Is freedom of scientific inquiry endangered in the US? Charles E. Hess of the University of California, who is also vice-chairman of the National Science Board, raises the question in a recent issue of Science magazine. He suggests that zealous advocates of certain viewpoints are using the US legal system to try to declare those aspects of research to which they object to be off limits. In effect, their efforts would restrict the traditional freedom of research without having such a revolutionary change in national policy fully considered and publicly debated in all its ramifications.
He has a point, although right now the danger is more potential than real. Nevertheless, Hess is well placed to detect the early signs of trouble. The National Science Foundation (NSF), which funds much of the nation's basic research, consists of the National Science Board plus the NSF director.

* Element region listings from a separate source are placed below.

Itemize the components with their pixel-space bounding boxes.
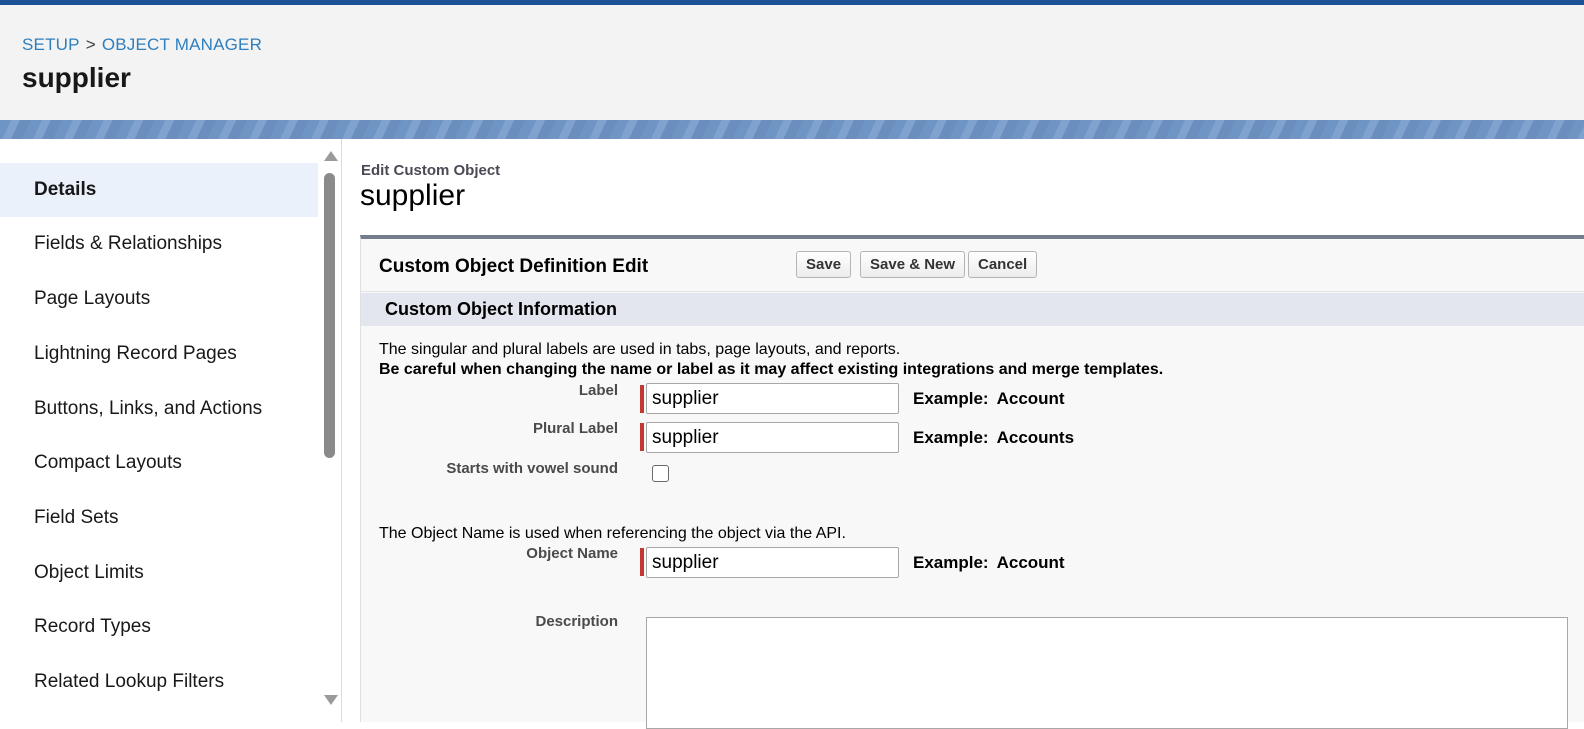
- edit-eyebrow: Edit Custom Object: [361, 162, 501, 179]
- sidebar-item-details[interactable]: Details: [0, 163, 318, 217]
- required-indicator: [640, 385, 644, 413]
- labels-note: The singular and plural labels are used …: [379, 341, 901, 358]
- sidebar-scrollbar[interactable]: [320, 139, 340, 722]
- sidebar-item-related-lookup-filters[interactable]: Related Lookup Filters: [0, 655, 318, 709]
- section-header: Custom Object Information: [361, 293, 1584, 326]
- example-value: Account: [996, 553, 1065, 572]
- plural-label-example: Example: Accounts: [913, 428, 1074, 448]
- sidebar-item-object-limits[interactable]: Object Limits: [0, 546, 318, 600]
- object-name-label: Object Name: [526, 545, 618, 562]
- warning-note: Be careful when changing the name or lab…: [379, 361, 1164, 378]
- breadcrumb-separator: >: [85, 35, 96, 54]
- breadcrumb-object-manager[interactable]: OBJECT MANAGER: [102, 35, 262, 54]
- description-label: Description: [535, 613, 618, 630]
- example-key: Example:: [913, 553, 989, 572]
- page-title: supplier: [22, 62, 131, 93]
- sidebar-item-fields-relationships[interactable]: Fields & Relationships: [0, 217, 318, 271]
- label-example: Example: Account: [913, 389, 1065, 409]
- save-button[interactable]: Save: [796, 251, 852, 278]
- example-value: Accounts: [996, 428, 1075, 447]
- required-indicator: [640, 548, 644, 576]
- sidebar: Details Fields & Relationships Page Layo…: [0, 139, 342, 722]
- vowel-sound-checkbox[interactable]: [652, 465, 669, 482]
- breadcrumb-setup[interactable]: SETUP: [22, 35, 80, 54]
- panel-header: Custom Object Definition Edit Save Save …: [361, 239, 1584, 292]
- sidebar-item-record-types[interactable]: Record Types: [0, 600, 318, 654]
- page-header: SETUP > OBJECT MANAGER supplier: [0, 5, 1584, 120]
- example-value: Account: [996, 389, 1065, 408]
- label-input[interactable]: [646, 383, 899, 414]
- object-name-note: The Object Name is used when referencing…: [379, 525, 846, 542]
- label-field-label: Label: [578, 382, 618, 399]
- edit-panel: Custom Object Definition Edit Save Save …: [360, 235, 1584, 729]
- description-textarea[interactable]: [646, 617, 1568, 729]
- sidebar-item-page-layouts[interactable]: Page Layouts: [0, 272, 318, 326]
- main-content: Edit Custom Object supplier Custom Objec…: [342, 139, 1584, 729]
- object-name-input[interactable]: [646, 547, 899, 578]
- panel-title: Custom Object Definition Edit: [379, 256, 649, 277]
- plural-label-input[interactable]: [646, 422, 899, 453]
- breadcrumb: SETUP > OBJECT MANAGER: [22, 35, 262, 55]
- sidebar-item-buttons-links-actions[interactable]: Buttons, Links, and Actions: [0, 382, 318, 436]
- required-indicator: [640, 423, 644, 451]
- scroll-up-icon[interactable]: [324, 151, 338, 161]
- scroll-thumb[interactable]: [324, 173, 335, 458]
- plural-label-field-label: Plural Label: [532, 420, 618, 437]
- example-key: Example:: [913, 389, 989, 408]
- sidebar-item-compact-layouts[interactable]: Compact Layouts: [0, 436, 318, 490]
- cancel-button[interactable]: Cancel: [968, 251, 1038, 278]
- decorative-banner: [0, 120, 1584, 139]
- vowel-sound-label: Starts with vowel sound: [446, 460, 618, 477]
- sidebar-item-lightning-record-pages[interactable]: Lightning Record Pages: [0, 327, 318, 381]
- object-title: supplier: [360, 179, 466, 212]
- sidebar-item-field-sets[interactable]: Field Sets: [0, 491, 318, 545]
- example-key: Example:: [913, 428, 989, 447]
- section-title: Custom Object Information: [385, 299, 618, 319]
- object-name-example: Example: Account: [913, 553, 1065, 573]
- save-new-button[interactable]: Save & New: [860, 251, 966, 278]
- scroll-down-icon[interactable]: [324, 695, 338, 705]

From this vantage point, Hess has discerned a common theme in what would appear to be three disparate examples of extremist action.
* Rising pressure from animal-welfare advocates to restrict use of animals in research.
* The recent legal maneuvering of activist Jeremy Rifkin to block field trials of genetically altered bacteria and corn.
* The suit by California Rural Legal Assistance, which represents the California Agrarian Action Project, to halt or restrict research in mechanization of agriculture at the University of California.
In each instance, the activists have raised legitimate questions of safety or of the larger implications of certain research fields or practices. But they have done so as part of an underlying strategy of stopping such research altogether. It is here that the potential danger lies.
Animal-welfare advocates have properly decried abuse of laboratory animals and needless use of animals when other methods could yield the knowledge sought. Their efforts to gain legislation preventing the use for research of animals in public pounds are reasonable. But, as Hess points out, the more militant among these advocates appear bent on making it illegal to use animals from any source for any research at all. Such a total ban would be disastrous. It would, for example, bring much brain and nervous-system research to a screeching halt, to say nothing of the development of medicinals which must be tested in animals before being used with human beings.
Likewise, Jeremy Rifkin has a not very well-hidden agenda in his suit to force environmental-impact statements for even small field tests of genetically altered organisms. There is wisdom in his warning that humanity should look long and carefully at possible consequences before allowing large-scale use of such organisms. But his legal actions merely postponed some small tests for which experts foresee no ecological dangers at all. In his writings and public comments, Rifkin has made no secret of his desire to halt all genetic-engineering research, which he considers a sacrilegious tampering with organic life.
Again, in the suit against the University of California, farm workers who feel threatened by mechanization would stop research they feel does not benefit them. They raise an important question when they ask why public funds are not also spent on research from which they, too, could profit. But they seem much less interested in resolving this issue than in halting research they don't like.
Individually, such cases raise valid issues. But they are issues that should be resolved at the national level and in the context of US science policy as a whole. By trying to force specific action in specific cases through legislation or, more often, through the courts, determined activists are using the legal system to further their underlying goal of selectively restricting the freedom of scientific research.